1864 – Amour et trahisons en temps de guerre (Partie 2)
Vivien Lejeune

Suite de notre dossier consacré à la mini-série 1864… Aujourd’hui, nous vous proposons de passer de l’autre côté de la caméra en compagnie du producteur, Jonas Allen, qui a eu la lourde tâche de gérer le plus gros budget de l’histoire de la télévision danoise et d’ainsi permettre au scénariste/réalisateur Ole Bornedal d’accomplir sa vision, tantôt réaliste tantôt onirique, du tragique destin des frères Jensen.

Jonas Allen fait ses premières armes en tant qu’assistant producteur sur le film Monas verden en 2001… Par la suite, il a notamment travaillé comme associé sur un épisode de la première mouture de Wallander : enquêtes criminelles avant d’enchaîner longs et moyens métrages, essentiellement au Danemark.

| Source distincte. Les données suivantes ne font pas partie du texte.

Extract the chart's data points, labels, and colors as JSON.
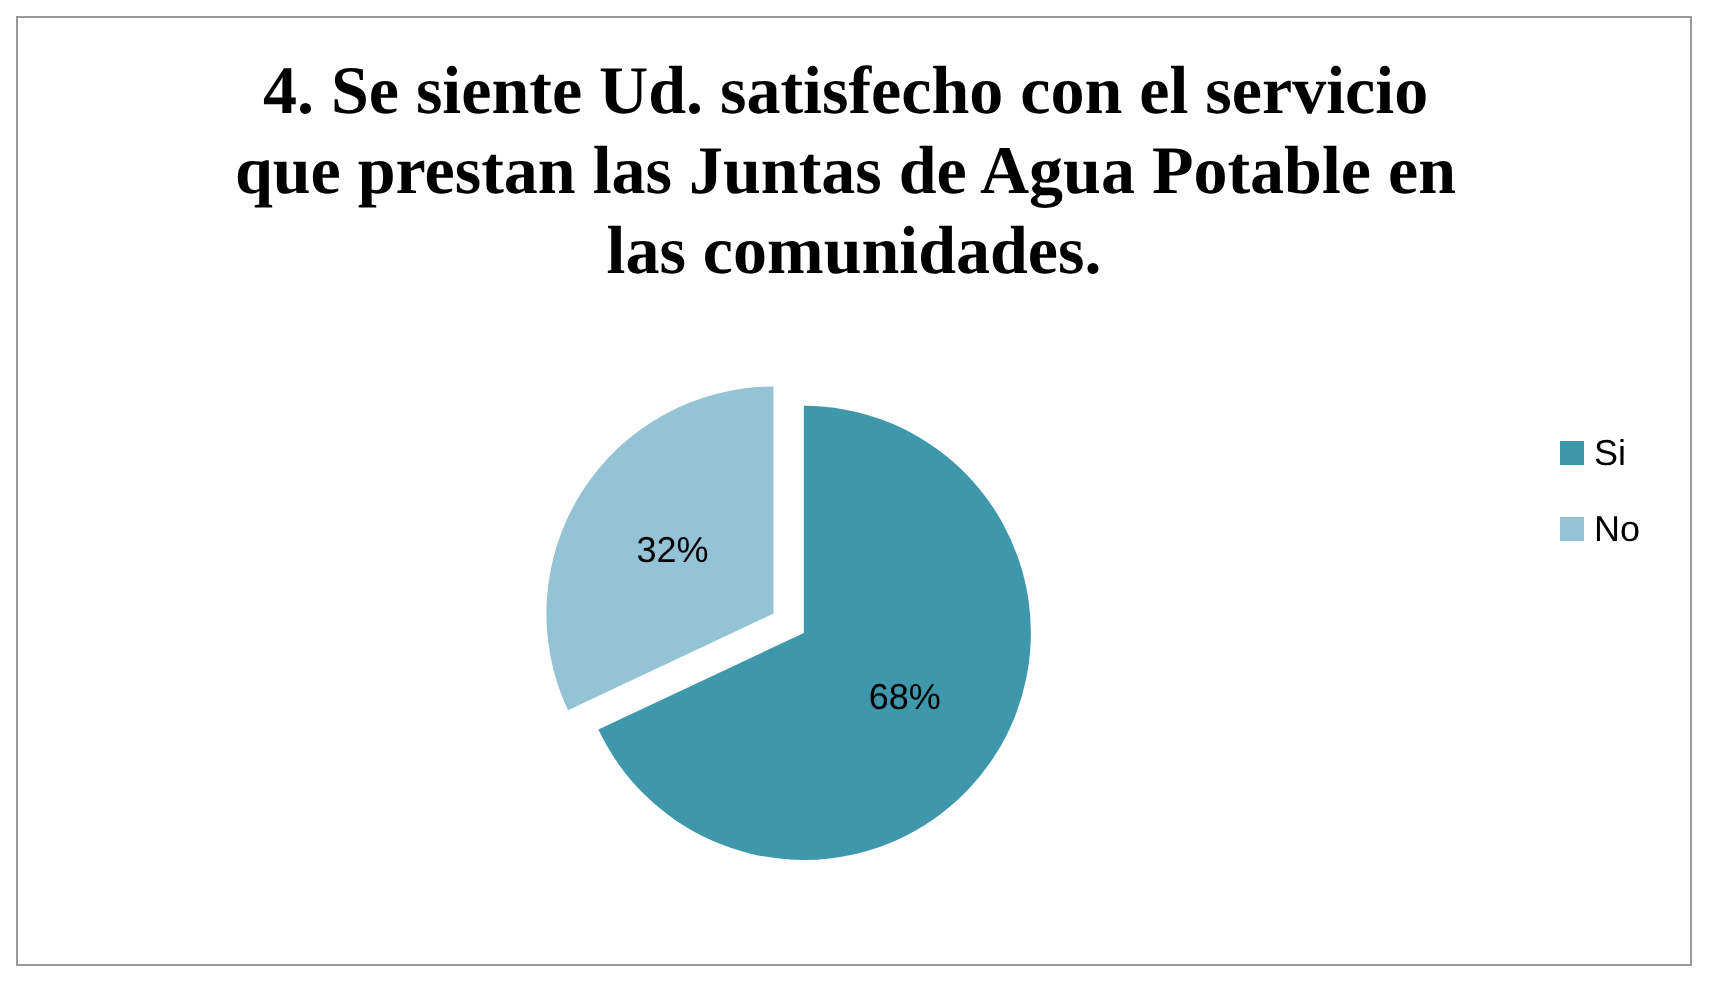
{
  "chart_data": {
    "type": "pie",
    "title": "4. Se siente Ud. satisfecho con el servicio que prestan las Juntas de Agua Potable en las comunidades.",
    "categories": [
      "Si",
      "No"
    ],
    "values": [
      68,
      32
    ],
    "colors": [
      "#3f97ac",
      "#93c3d4"
    ],
    "value_labels": [
      "68%",
      "32%"
    ],
    "legend": "right"
  }
}
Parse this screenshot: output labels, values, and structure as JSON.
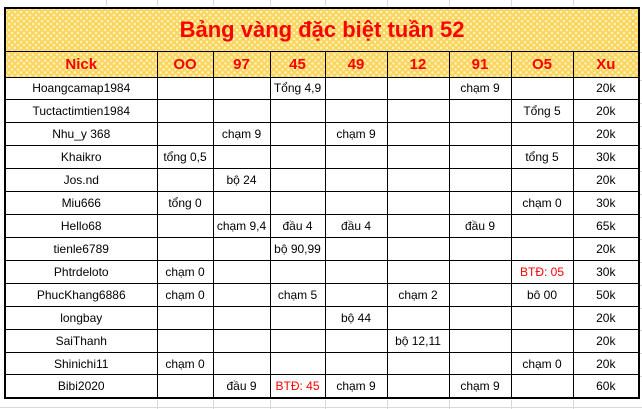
{
  "title": "Bảng vàng đặc biệt tuần 52",
  "colors": {
    "accent_red": "#ff0000",
    "header_bg": "#fbd55f",
    "header_dot": "#fef3c0",
    "border": "#000000",
    "gridline": "#d9d9d9"
  },
  "columns": [
    "Nick",
    "OO",
    "97",
    "45",
    "49",
    "12",
    "91",
    "O5",
    "Xu"
  ],
  "column_keys": [
    "nick",
    "oo",
    "97",
    "45",
    "49",
    "12",
    "91",
    "o5",
    "xu"
  ],
  "rows": [
    {
      "cells": [
        "Hoangcamap1984",
        "",
        "",
        "Tổng 4,9",
        "",
        "",
        "chạm 9",
        "",
        "20k"
      ],
      "red": []
    },
    {
      "cells": [
        "Tuctactimtien1984",
        "",
        "",
        "",
        "",
        "",
        "",
        "Tổng 5",
        "20k"
      ],
      "red": []
    },
    {
      "cells": [
        "Nhu_y 368",
        "",
        "chạm 9",
        "",
        "chạm 9",
        "",
        "",
        "",
        "20k"
      ],
      "red": []
    },
    {
      "cells": [
        "Khaikro",
        "tổng 0,5",
        "",
        "",
        "",
        "",
        "",
        "tổng 5",
        "30k"
      ],
      "red": []
    },
    {
      "cells": [
        "Jos.nd",
        "",
        "bộ 24",
        "",
        "",
        "",
        "",
        "",
        "20k"
      ],
      "red": []
    },
    {
      "cells": [
        "Miu666",
        "tổng 0",
        "",
        "",
        "",
        "",
        "",
        "chạm 0",
        "30k"
      ],
      "red": []
    },
    {
      "cells": [
        "Hello68",
        "",
        "chạm 9,4",
        "đầu 4",
        "đầu 4",
        "",
        "đầu 9",
        "",
        "65k"
      ],
      "red": []
    },
    {
      "cells": [
        "tienle6789",
        "",
        "",
        "bộ 90,99",
        "",
        "",
        "",
        "",
        "20k"
      ],
      "red": []
    },
    {
      "cells": [
        "Phtrdeloto",
        "chạm 0",
        "",
        "",
        "",
        "",
        "",
        "BTĐ: 05",
        "30k"
      ],
      "red": [
        7
      ]
    },
    {
      "cells": [
        "PhucKhang6886",
        "chạm 0",
        "",
        "chạm 5",
        "",
        "chạm 2",
        "",
        "bô 00",
        "50k"
      ],
      "red": []
    },
    {
      "cells": [
        "longbay",
        "",
        "",
        "",
        "bộ 44",
        "",
        "",
        "",
        "20k"
      ],
      "red": []
    },
    {
      "cells": [
        "SaiThanh",
        "",
        "",
        "",
        "",
        "bộ 12,11",
        "",
        "",
        "20k"
      ],
      "red": []
    },
    {
      "cells": [
        "Shinichi11",
        "chạm 0",
        "",
        "",
        "",
        "",
        "",
        "chạm 0",
        "20k"
      ],
      "red": []
    },
    {
      "cells": [
        "Bibi2020",
        "",
        "đầu 9",
        "BTĐ: 45",
        "chạm 9",
        "",
        "chạm 9",
        "",
        "60k"
      ],
      "red": [
        3
      ]
    }
  ]
}
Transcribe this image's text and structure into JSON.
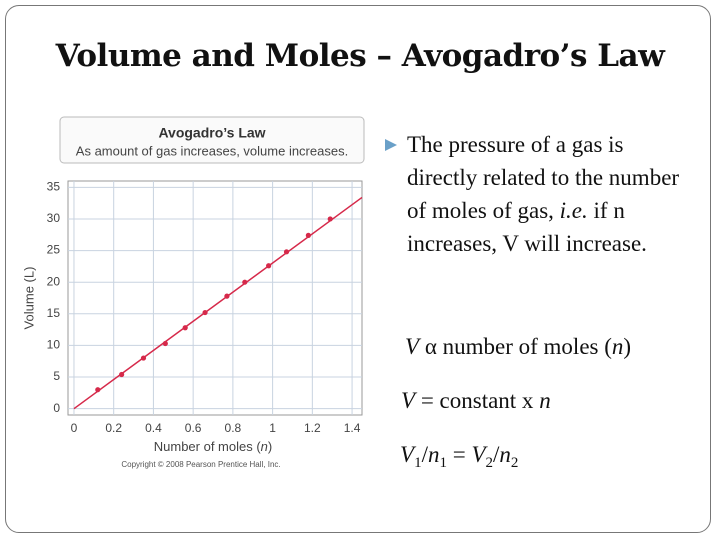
{
  "title": "Volume and Moles – Avogadro’s Law",
  "bullet": [
    "The pressure of a gas is directly related to the number of moles of gas, ",
    "i.e.",
    " if n increases, V will increase."
  ],
  "equations": [
    [
      "V",
      " α ",
      "number of moles (",
      "n",
      ")"
    ],
    [
      "V",
      " = constant x ",
      "n"
    ],
    [
      "V",
      "1",
      "/",
      "n",
      "1",
      " = ",
      "V",
      "2",
      "/",
      "n",
      "2"
    ]
  ],
  "chart_data": {
    "type": "scatter",
    "title": "Avogadro’s Law",
    "subtitle": "As amount of gas increases, volume increases.",
    "x_label": [
      "Number of moles (",
      "n",
      ")"
    ],
    "y_label": "Volume (L)",
    "copyright": "Copyright © 2008 Pearson Prentice Hall, Inc.",
    "x": [
      0.12,
      0.24,
      0.35,
      0.46,
      0.56,
      0.66,
      0.77,
      0.86,
      0.98,
      1.07,
      1.18,
      1.29
    ],
    "values": [
      3,
      5.4,
      8,
      10.3,
      12.8,
      15.2,
      17.8,
      20,
      22.6,
      24.8,
      27.4,
      30
    ],
    "color": "#d6294a",
    "line": {
      "x": [
        0,
        1.45
      ],
      "values": [
        0,
        33.4
      ]
    },
    "xlim": [
      -0.03,
      1.45
    ],
    "ylim": [
      -1,
      36
    ],
    "xticks": [
      0,
      0.2,
      0.4,
      0.6,
      0.8,
      1,
      1.2,
      1.4
    ],
    "yticks": [
      0,
      5,
      10,
      15,
      20,
      25,
      30,
      35
    ],
    "grid": true
  }
}
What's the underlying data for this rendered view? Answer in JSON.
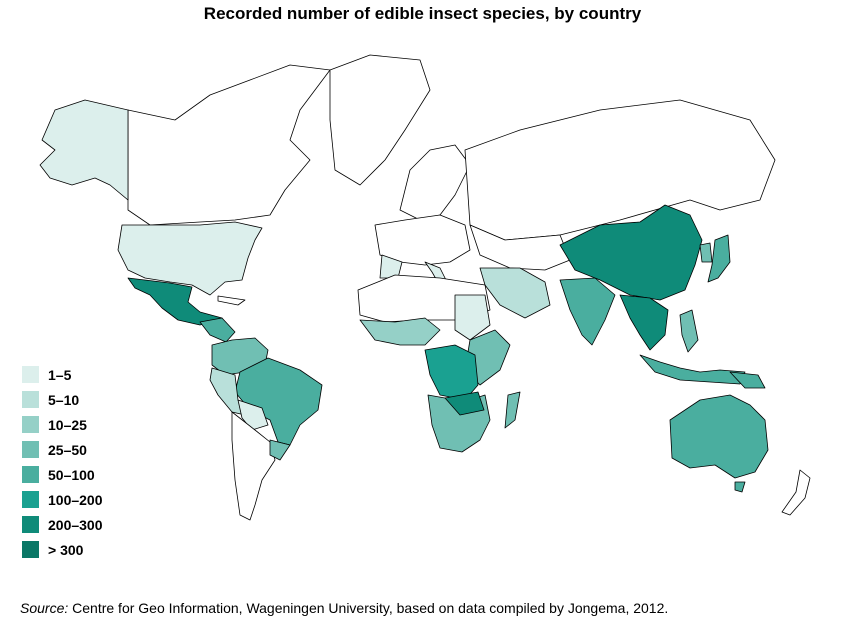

En 2011, il devient le producteur des dix épisodes de Traque en série, par la suite adaptée aux Etats-Unis sous le titre Those Who Kill, puis enchaîne, toujours pour la télévision, avec Dicte (2013-2014) et Frikjent (2015). Actuellement, il œuvre sur deux prochaines séries : Dicte II et Modus.

Cet entretien a été réalisé dans le cadre du 55ème Festival de Télévision de Monte-Carlo.

Jonas Allen

Pouvez-vous nous parler de la genèse du projet 1864 ?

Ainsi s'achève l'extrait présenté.